Gaming equipment manufacturer International Game Technology Plc (IGT) announced on Tuesday the conditional results of a tender offer for some of its senior secured notes due in 2020. The company said that, according to the preliminary results, it would repurchase the equivalent to EUR374.5-million (436.6-million) worth of outstanding notes.
The offer began on June 18 and expired on Monday. The IGT notes covered included: the EUR700-million 4.125-percent senior secured notes due in 2020 and represented by the Regulation S global note; and the EUR500-million 4.750-percent senior secured notes due in 2020, which were issued with an initial coupon of 3.500 percent.
IGT stated – citing information collected by the tender and information agent for the financial exercise – that approximately EUR262.4-million of the aggregate principal amount of the 4.125-percent notes, and EUR112.1-million of the aggregate principal amount of the 4.750-percent notes, had been validly tendered in relation to the offer.
The tender offer consideration for each EUR1,000 principal amount of the 4.125-percent notes accepted for purchase under to the offer was EUR1,050 in cash, IGT had previously announced. The tender offer consideration for each EUR1,000 principal amount of the 4.750-percent notes accepted for purchase relating to the offer was EUR1,070.
“Subject to satisfaction of all conditions set out in the offer to purchase, IGT intends to accept for purchase all of the notes tendered in the offer,” it stated in a press release.
BNP Paribas, Deutsche Bank and Société Générale acted as the managers for the exercise.
The firm had previously said the purpose of the note tender offer was “to extend the weighted average maturity of IGT’s debt.” The overall operation also includes a new offering of euro-denominated notes.
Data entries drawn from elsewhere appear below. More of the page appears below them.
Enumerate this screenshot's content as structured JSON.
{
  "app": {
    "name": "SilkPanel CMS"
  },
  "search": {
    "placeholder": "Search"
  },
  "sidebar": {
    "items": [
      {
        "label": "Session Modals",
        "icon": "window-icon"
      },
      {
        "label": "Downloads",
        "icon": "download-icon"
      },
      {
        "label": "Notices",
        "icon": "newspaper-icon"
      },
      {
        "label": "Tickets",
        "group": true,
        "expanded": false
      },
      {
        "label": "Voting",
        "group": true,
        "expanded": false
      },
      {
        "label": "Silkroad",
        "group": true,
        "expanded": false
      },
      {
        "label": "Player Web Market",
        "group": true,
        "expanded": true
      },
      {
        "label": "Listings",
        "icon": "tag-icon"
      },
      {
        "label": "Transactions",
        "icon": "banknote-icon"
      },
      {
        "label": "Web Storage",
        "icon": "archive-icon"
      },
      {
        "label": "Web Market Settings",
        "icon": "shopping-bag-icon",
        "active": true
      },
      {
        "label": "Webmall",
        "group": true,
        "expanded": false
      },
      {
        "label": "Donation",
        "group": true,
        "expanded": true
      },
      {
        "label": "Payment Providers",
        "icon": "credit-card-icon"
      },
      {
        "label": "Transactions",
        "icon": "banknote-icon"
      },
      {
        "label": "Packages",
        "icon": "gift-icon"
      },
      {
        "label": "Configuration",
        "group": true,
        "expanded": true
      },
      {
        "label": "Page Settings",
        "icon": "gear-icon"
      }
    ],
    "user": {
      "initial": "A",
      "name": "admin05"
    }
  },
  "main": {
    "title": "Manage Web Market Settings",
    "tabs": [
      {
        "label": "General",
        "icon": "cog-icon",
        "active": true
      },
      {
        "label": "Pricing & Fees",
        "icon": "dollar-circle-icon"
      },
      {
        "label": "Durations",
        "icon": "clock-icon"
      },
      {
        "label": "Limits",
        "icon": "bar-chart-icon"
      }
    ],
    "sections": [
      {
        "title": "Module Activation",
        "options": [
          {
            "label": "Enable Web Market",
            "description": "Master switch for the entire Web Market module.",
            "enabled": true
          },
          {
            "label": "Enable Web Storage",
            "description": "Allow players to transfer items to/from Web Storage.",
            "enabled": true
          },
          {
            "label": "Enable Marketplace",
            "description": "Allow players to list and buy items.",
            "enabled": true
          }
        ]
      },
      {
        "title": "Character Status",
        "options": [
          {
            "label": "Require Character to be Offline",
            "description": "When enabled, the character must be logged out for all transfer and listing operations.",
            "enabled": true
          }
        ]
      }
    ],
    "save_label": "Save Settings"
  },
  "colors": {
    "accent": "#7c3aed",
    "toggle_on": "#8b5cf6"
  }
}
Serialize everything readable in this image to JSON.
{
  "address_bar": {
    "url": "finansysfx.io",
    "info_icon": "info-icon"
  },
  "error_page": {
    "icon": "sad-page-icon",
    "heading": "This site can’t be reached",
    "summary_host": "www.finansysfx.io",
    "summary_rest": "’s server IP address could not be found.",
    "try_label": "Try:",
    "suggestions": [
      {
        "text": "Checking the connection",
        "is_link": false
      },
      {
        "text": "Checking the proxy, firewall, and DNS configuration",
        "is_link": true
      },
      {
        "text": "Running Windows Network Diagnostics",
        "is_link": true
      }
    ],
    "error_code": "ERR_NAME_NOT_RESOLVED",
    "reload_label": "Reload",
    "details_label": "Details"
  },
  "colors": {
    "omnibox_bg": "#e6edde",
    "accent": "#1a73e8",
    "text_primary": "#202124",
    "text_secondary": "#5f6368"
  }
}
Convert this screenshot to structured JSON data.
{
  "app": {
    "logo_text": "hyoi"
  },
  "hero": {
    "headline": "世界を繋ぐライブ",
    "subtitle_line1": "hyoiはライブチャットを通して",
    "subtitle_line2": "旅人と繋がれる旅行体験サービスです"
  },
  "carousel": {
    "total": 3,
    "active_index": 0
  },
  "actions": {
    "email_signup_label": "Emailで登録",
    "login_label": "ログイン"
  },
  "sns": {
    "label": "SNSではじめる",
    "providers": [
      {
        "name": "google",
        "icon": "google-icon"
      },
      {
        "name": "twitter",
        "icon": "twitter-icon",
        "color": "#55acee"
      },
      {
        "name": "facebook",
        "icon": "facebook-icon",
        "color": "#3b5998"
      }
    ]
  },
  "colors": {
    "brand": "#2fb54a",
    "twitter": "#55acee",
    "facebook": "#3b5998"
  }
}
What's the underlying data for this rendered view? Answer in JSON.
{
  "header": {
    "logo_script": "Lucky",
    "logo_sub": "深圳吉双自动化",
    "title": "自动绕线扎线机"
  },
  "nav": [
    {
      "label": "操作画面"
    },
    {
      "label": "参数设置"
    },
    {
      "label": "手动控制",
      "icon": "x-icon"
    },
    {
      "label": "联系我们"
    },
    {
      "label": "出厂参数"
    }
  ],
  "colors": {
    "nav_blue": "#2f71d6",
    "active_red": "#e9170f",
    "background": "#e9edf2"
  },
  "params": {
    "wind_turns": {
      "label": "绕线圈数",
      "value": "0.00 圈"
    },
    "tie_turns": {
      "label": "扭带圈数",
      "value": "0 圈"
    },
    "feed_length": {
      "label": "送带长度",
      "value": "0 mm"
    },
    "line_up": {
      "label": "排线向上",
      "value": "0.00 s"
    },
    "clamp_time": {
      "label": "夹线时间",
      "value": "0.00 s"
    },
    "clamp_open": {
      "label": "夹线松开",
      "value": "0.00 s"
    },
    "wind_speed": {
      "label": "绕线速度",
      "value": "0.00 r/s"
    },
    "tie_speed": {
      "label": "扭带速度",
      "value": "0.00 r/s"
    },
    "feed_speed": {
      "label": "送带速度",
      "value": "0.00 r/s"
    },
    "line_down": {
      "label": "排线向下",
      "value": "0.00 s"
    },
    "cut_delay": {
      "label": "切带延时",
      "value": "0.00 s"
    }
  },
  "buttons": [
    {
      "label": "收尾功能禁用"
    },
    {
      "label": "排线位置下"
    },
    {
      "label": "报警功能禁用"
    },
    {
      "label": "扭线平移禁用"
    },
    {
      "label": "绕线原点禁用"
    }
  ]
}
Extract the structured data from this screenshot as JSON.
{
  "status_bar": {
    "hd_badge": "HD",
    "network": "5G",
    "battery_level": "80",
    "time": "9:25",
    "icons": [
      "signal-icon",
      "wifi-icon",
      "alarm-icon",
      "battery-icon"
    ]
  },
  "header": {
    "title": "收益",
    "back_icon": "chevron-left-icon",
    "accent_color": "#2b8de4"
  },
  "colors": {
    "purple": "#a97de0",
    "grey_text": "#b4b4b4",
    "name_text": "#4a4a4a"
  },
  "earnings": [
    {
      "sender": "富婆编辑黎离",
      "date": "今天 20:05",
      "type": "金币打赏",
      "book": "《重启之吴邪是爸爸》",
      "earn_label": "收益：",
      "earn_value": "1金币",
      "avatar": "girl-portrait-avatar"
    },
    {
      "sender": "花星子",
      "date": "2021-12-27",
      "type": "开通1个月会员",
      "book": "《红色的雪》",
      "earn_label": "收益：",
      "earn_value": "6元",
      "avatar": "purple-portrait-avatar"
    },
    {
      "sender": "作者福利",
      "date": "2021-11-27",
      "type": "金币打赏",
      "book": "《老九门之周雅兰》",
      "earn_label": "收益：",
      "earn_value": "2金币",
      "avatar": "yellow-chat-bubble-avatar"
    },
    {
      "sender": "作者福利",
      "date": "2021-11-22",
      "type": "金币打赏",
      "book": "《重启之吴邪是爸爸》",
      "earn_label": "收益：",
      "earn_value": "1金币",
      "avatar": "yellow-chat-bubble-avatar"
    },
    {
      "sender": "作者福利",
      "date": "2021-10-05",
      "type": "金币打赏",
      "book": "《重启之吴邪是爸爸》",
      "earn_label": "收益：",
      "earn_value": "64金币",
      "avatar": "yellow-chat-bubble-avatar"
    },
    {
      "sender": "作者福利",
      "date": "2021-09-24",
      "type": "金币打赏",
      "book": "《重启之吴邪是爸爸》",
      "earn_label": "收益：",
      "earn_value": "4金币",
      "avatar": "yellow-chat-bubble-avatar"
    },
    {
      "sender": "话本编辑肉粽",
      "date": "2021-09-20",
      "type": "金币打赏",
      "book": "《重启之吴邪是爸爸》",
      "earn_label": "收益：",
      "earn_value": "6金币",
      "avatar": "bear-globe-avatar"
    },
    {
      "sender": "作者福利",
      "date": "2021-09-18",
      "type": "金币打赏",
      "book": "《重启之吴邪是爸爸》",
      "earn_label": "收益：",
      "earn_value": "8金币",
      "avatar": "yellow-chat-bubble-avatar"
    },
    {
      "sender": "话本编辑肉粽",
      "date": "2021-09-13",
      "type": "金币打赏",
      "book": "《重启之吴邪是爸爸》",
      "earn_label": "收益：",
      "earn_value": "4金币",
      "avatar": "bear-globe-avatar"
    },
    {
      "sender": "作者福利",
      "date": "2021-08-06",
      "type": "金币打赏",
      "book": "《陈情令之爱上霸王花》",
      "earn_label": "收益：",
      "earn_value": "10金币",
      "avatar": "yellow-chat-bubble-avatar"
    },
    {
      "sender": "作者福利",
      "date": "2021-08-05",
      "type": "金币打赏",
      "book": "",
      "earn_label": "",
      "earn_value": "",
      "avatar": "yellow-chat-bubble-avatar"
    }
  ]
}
IGT reported in May that consolidated revenue increased by 5 percent year-on-year in the first three months of 2018, while its operating income jumped 65 percent.
IGT’s net debt stood at approximately US$7.53 billion at the end of the first quarter 2018, compared to nearly US$7.32 billion as of December 31, 2017. The firm said the net debt as at March 31, 2018 included US$119 million of negative impact from foreign currency adjustments.